Platform & Operations
* Strong cloud-native architecture experience (AWS/Azure/GCP), microservices, event streaming, and container/Kubernetes ecosystems.
* Hands-on with observability stacks (logs/metrics/traces), SLO/error budgets, incident response practices, and postmortems.
* Ability to design secure-by-default tool access patterns (least privilege, scoped tokens, auditability).
Soft Skills & Ways of Working
* Production-first mindset: design for operability, safety, and reliability from day one.
* Strong systems thinking: can reason across product, platform, data, security, and cost dimensions.
* Clear communicator: able to explain architecture trade-offs to engineers, product, and executive stakeholders.
* Bias for action: prototypes quickly, then codifies reusable standards and reference implementations.
* Collaborative leadership: aligns teams without relying on formal authority.
Nice-to-Have / Preferred
* Experience with large-scale workflow orchestration and automation platforms (BPM/workflow engines, event-driven pipelines).

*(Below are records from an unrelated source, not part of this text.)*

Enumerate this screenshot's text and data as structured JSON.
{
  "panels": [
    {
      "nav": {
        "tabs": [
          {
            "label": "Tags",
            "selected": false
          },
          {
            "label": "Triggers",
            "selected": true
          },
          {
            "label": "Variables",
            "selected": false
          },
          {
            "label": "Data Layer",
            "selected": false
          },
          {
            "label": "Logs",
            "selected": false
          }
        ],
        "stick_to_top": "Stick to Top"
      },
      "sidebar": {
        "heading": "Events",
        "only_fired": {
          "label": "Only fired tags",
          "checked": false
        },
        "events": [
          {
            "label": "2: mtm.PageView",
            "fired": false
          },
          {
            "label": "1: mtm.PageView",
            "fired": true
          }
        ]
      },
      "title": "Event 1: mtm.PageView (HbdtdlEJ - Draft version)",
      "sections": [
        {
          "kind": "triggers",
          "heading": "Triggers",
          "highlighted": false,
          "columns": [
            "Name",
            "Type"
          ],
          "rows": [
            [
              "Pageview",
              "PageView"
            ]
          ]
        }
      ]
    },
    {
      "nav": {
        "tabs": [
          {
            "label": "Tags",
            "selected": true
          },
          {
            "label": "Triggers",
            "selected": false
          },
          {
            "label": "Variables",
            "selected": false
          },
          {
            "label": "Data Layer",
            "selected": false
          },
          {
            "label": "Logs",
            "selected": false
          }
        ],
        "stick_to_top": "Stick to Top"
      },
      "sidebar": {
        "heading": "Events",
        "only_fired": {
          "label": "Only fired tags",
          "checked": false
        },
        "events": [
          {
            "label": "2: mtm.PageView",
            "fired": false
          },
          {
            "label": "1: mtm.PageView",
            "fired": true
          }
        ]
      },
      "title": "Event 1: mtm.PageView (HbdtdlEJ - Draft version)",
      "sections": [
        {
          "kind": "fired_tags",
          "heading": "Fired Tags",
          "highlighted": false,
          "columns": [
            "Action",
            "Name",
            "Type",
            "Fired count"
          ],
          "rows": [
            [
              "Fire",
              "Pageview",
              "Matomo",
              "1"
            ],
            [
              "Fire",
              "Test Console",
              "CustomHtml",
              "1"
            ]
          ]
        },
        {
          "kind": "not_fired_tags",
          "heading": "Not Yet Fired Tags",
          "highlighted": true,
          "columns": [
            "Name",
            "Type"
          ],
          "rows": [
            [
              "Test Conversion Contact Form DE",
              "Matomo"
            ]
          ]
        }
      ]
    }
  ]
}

* Experience implementing agent observability and evaluation harnesses at scale.
* Background in regulated environments (SOC2, HIPAA, PCI, CJIS) and designing AI systems with audit-ready traces.
* Open-source contributions, talks, or published work in agentic systems, LLM infrastructure, or reliability engineering.
What Success Looks Like (First 12–18 Months)
* Agentic reference architectures and runtime standards are adopted across DAC Command deliveries.
* Production deployments meet defined SLOs for latency, availability, and cost; incident rates reduce over time through reliability improvements.
* Reusable orchestration primitives (routing, memory, tool registry, evaluation hooks) accelerate new use cases and reduce duplication.
* Integration governance prevents fragmentation—APIs/events are versioned, compatible, and observable.
* Teams trust the platform: safe rollouts, clear runbooks, and measurable quality/cost improvements are in place.